I must say that, receiving monthly payments on a loan, a pensioner practically receives the majority, if not the full value of the mortgaged property. This means that after the apartment is sold, the inherited property will decrease many times or completely disappear.
Perhaps someone reverse mortgage resembles a life annuity. But do not rush to conclusions. With a life annuity, an elderly person transfers to another organization or person rights to his property in exchange for material and physical assistance. Such an agreement implies a lifelong payment of funds also in the interests of the person who has assumed these responsibilities. And it is not for nothing that the old people are afraid that those who have concluded an agreement with them may be interested in the quick departure from the life of their “wards”.

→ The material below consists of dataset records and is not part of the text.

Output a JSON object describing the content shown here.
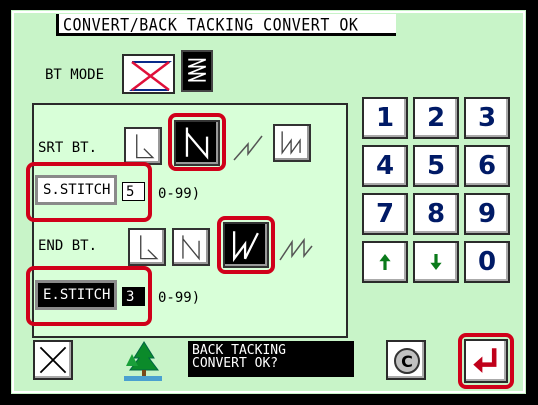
{
  "title": "CONVERT/BACK TACKING CONVERT OK",
  "bt_mode": {
    "label": "BT MODE"
  },
  "start": {
    "label": "SRT BT.",
    "stitch_button": "S.STITCH",
    "stitch_value": "5",
    "range": "0-99)"
  },
  "end": {
    "label": "END BT.",
    "stitch_button": "E.STITCH",
    "stitch_value": "3",
    "range": "0-99)"
  },
  "keypad": {
    "keys": [
      "1",
      "2",
      "3",
      "4",
      "5",
      "6",
      "7",
      "8",
      "9"
    ],
    "up_icon": "up-arrow-icon",
    "down_icon": "down-arrow-icon",
    "zero": "0"
  },
  "message": {
    "line1": "BACK TACKING",
    "line2": "CONVERT OK?"
  },
  "clear_key": "C",
  "colors": {
    "background": "#c8f4c8",
    "panel": "#d8ffd8",
    "highlight": "#d0001a",
    "digit": "#001a66",
    "arrow": "#0a7a1a",
    "enter": "#c0001a"
  }
}
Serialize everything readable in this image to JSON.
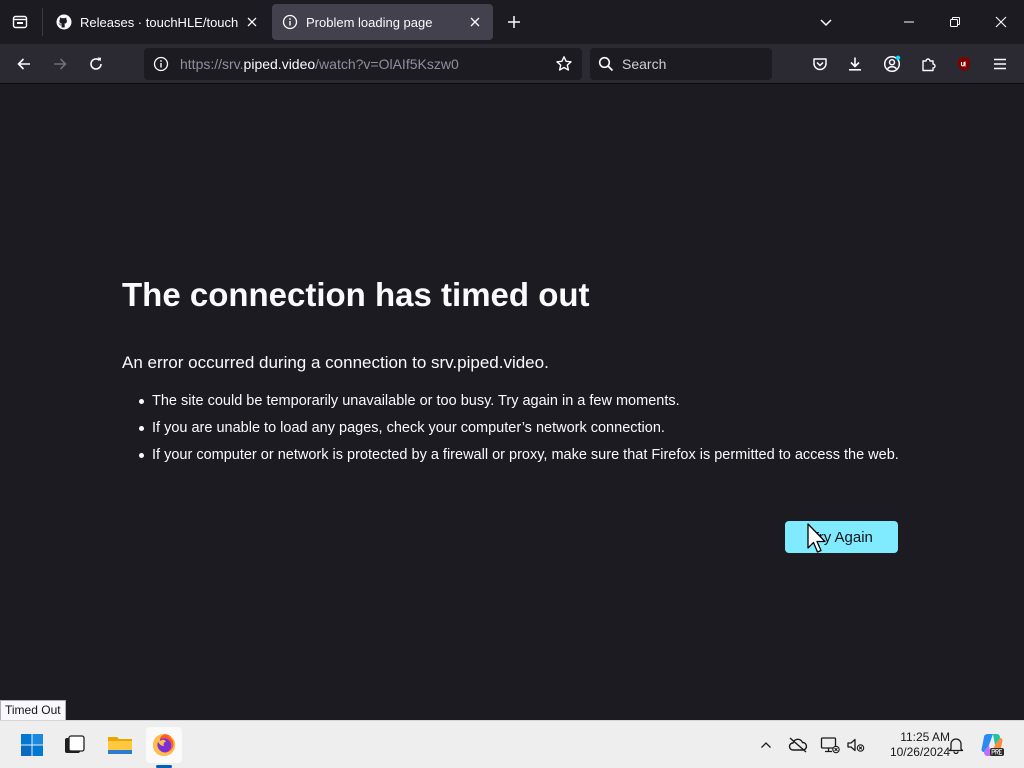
{
  "browser": {
    "tabs": [
      {
        "title": "Releases · touchHLE/touchHLE",
        "icon": "github-icon",
        "active": false
      },
      {
        "title": "Problem loading page",
        "icon": "info-icon",
        "active": true
      }
    ],
    "url": {
      "prefix": "https://srv.",
      "host": "piped.video",
      "path": "/watch?v=OlAIf5Kszw0"
    },
    "search_placeholder": "Search",
    "accent_color": "#80ebff"
  },
  "error_page": {
    "title": "The connection has timed out",
    "intro": "An error occurred during a connection to srv.piped.video.",
    "bullets": [
      "The site could be temporarily unavailable or too busy. Try again in a few moments.",
      "If you are unable to load any pages, check your computer’s network connection.",
      "If your computer or network is protected by a firewall or proxy, make sure that Firefox is permitted to access the web."
    ],
    "button": "Try Again"
  },
  "status_text": "Timed Out",
  "taskbar": {
    "apps": [
      "windows-start-icon",
      "task-view-icon",
      "file-explorer-icon",
      "firefox-icon"
    ],
    "time": "11:25 AM",
    "date": "10/26/2024"
  }
}
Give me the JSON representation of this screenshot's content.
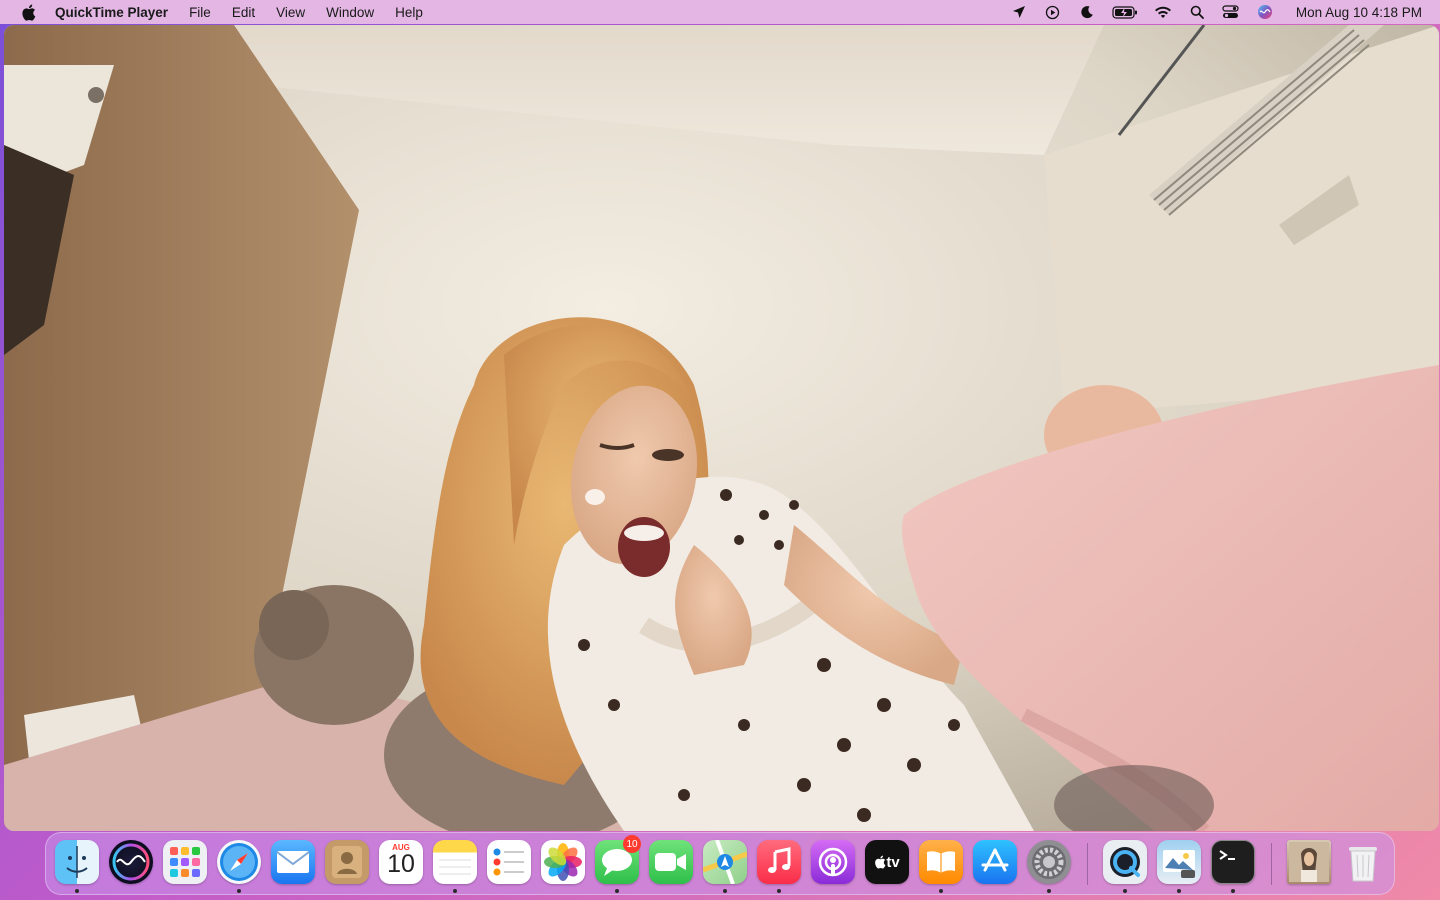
{
  "menubar": {
    "app_name": "QuickTime Player",
    "items": [
      "File",
      "Edit",
      "View",
      "Window",
      "Help"
    ],
    "clock": "Mon Aug 10  4:18 PM"
  },
  "status_icons": [
    "location-icon",
    "screen-recording-icon",
    "do-not-disturb-moon-icon",
    "battery-charging-icon",
    "wifi-icon",
    "spotlight-search-icon",
    "control-center-icon",
    "siri-icon"
  ],
  "dock": {
    "apps": [
      {
        "name": "Finder",
        "icon": "finder-icon",
        "running": true
      },
      {
        "name": "Siri",
        "icon": "siri-icon",
        "running": false
      },
      {
        "name": "Launchpad",
        "icon": "launchpad-icon",
        "running": false
      },
      {
        "name": "Safari",
        "icon": "safari-icon",
        "running": true
      },
      {
        "name": "Mail",
        "icon": "mail-icon",
        "running": false
      },
      {
        "name": "Contacts",
        "icon": "contacts-icon",
        "running": false
      },
      {
        "name": "Calendar",
        "icon": "calendar-icon",
        "running": false
      },
      {
        "name": "Notes",
        "icon": "notes-icon",
        "running": true
      },
      {
        "name": "Reminders",
        "icon": "reminders-icon",
        "running": false
      },
      {
        "name": "Photos",
        "icon": "photos-icon",
        "running": false
      },
      {
        "name": "Messages",
        "icon": "messages-icon",
        "running": true
      },
      {
        "name": "FaceTime",
        "icon": "facetime-icon",
        "running": false
      },
      {
        "name": "Maps",
        "icon": "maps-icon",
        "running": true
      },
      {
        "name": "Music",
        "icon": "music-icon",
        "running": true
      },
      {
        "name": "Podcasts",
        "icon": "podcasts-icon",
        "running": false
      },
      {
        "name": "TV",
        "icon": "apple-tv-icon",
        "running": false
      },
      {
        "name": "Books",
        "icon": "books-icon",
        "running": true
      },
      {
        "name": "App Store",
        "icon": "app-store-icon",
        "running": false
      },
      {
        "name": "System Preferences",
        "icon": "system-preferences-icon",
        "running": true
      },
      {
        "name": "QuickTime Player",
        "icon": "quicktime-icon",
        "running": true
      },
      {
        "name": "Preview",
        "icon": "preview-icon",
        "running": true
      },
      {
        "name": "Terminal",
        "icon": "terminal-icon",
        "running": true
      },
      {
        "name": "Recent Photo",
        "icon": "photo-thumbnail-icon",
        "running": false
      },
      {
        "name": "Trash",
        "icon": "trash-icon",
        "running": false
      }
    ],
    "calendar": {
      "month": "AUG",
      "day": "10"
    },
    "messages_badge": "10",
    "tv_label": "tv"
  },
  "colors": {
    "menubar": "#e3b6e3",
    "dock": "#c896eb",
    "badge": "#ff3b30"
  }
}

According to the reverse mortgage scheme, the bank, on the contrary, is interested in the longest possible life of the borrower: the amount of debt increases with interest. It cannot be ruled out that the borrower himself or one of his relatives, having returned the loan, will restore their rights to the apartment.
This scheme, most likely, can be more in demand among absolutely lonely pensioners with small apartments. In other cases, there are alternative options for generating additional income, for example:
- exchange for an apartment with a smaller area,
- renting out your apartment at the same time as renting another apartment with a smaller area,
- help from relatives, future heirs, etc.
This is a profitable mortgage for the state, because it transfers its obligations to ensure the living standards of pensioners to commercial structures, which fulfill them, however, at the expense of the apartment earned by the pensioner.